Biotin, promoter of “Cher hair” and Rihanna-worthy nails, has always been a little controversial since claims that the vitamin can help you grow Rapunzel-length strands have never been substantiated by the FDA. Now, a new FDA warning outlines another caveat to consider before taking biotin: It could mess with blood test results.
Last year, we reported on a study suggesting that taking high doses of biotin could skew certain diagnostic test results leading to false positives or false negatives for everything from pregnancy to cancer. In a statement released this week, the FDA has confirmed the concern. “The FDA is alerting the public, health care providers, lab personnel, and lab test developers that biotin can significantly interfere with certain lab tests and cause incorrect test results which may go undetected,” the statement reads.
Here’s the deal: Biotin in your body (whether it comes from your diet or from popping a pill) bonds with certain proteins, which can be measured to detect a variety of health conditions.

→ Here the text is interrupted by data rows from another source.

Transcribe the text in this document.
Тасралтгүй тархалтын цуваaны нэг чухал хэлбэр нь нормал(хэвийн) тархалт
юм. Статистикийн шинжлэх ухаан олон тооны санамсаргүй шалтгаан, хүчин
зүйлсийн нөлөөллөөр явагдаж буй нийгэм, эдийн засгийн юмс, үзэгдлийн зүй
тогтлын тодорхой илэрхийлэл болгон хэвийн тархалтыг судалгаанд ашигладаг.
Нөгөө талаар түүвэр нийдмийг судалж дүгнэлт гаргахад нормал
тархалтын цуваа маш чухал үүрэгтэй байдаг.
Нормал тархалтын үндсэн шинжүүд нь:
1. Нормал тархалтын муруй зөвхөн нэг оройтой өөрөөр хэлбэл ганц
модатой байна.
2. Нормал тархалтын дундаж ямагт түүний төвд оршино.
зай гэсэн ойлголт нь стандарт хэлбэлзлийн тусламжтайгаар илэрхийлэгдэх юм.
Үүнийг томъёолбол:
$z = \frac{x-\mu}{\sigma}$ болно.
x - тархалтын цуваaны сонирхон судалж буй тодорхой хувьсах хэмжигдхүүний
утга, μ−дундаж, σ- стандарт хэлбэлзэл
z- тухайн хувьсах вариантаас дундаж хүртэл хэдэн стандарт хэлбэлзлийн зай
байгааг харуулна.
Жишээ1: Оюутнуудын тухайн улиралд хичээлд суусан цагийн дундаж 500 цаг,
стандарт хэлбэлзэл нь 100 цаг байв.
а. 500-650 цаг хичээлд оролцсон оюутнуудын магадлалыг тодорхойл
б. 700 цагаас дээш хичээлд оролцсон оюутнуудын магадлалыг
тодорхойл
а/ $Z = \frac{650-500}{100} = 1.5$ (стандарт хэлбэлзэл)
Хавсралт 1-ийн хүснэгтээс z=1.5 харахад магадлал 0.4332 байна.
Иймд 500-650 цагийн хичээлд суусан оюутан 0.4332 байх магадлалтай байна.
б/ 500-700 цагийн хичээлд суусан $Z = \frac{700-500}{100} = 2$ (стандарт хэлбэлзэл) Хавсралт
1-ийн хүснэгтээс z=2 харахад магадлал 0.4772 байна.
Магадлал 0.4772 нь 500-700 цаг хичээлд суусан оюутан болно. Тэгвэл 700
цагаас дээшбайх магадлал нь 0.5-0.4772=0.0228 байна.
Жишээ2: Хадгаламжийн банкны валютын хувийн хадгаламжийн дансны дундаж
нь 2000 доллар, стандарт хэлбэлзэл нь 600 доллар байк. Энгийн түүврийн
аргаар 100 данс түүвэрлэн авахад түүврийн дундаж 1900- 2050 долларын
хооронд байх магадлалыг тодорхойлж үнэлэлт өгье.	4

Doctors can measure your biotin levels as a way to determine the presence of said protein markers, but if you’re taking a biotin supplement, that can make the test results inaccurate.
These falsely skewed tests could lead to serious consequences. According to the statement, “The FDA has seen an increase in the number of reported adverse events, including one death, related to biotin interference with lab tests.”
Biotin is a natural vitamin — we get it from food like eggs, whole grains, and almonds, so in the right amounts, it’s not a problem. The risk of ruining important test results comes into play with supplements, which can have up to 650 times the recommended daily intake of the vitamin, says the FDA. It’s this level of biotin that could cause a false positive on a pregnancy test or a false negative in a cancer screening.
To avoid a potentially dangerous test result, make sure your doctor knows if you’re taking biotin (remember, it might be in your multivitamin or prenatal vitamin even if you’re not taking a specific supplement, adds the FDA) and that any lab you go to for blood work knows as well. “It’s important to discuss any supplements (over-the-counter, vitamins, minerals, etc.) you are taking with your doctor because these supplements can have potentially adverse effects,” says Sejal Shah, a dermatologist and founder of SmarterSkin Dermatology in New York City. “Just because something is OTC or natural doesn’t mean that it is completely harmless.”
If you think biotin might have played a role in the results of a recent lab test, report it to the FDA. “If you suspect or experience a problem with a laboratory test while taking biotin, we encourage you to file a voluntary report through MedWatch, the FDA Safety Information and Adverse Event Reporting program,” the agency says.
The bottom line: Let your health-care team know you’re popping extra biotin. Your doc will advise you what to do if you need biotin-based blood work.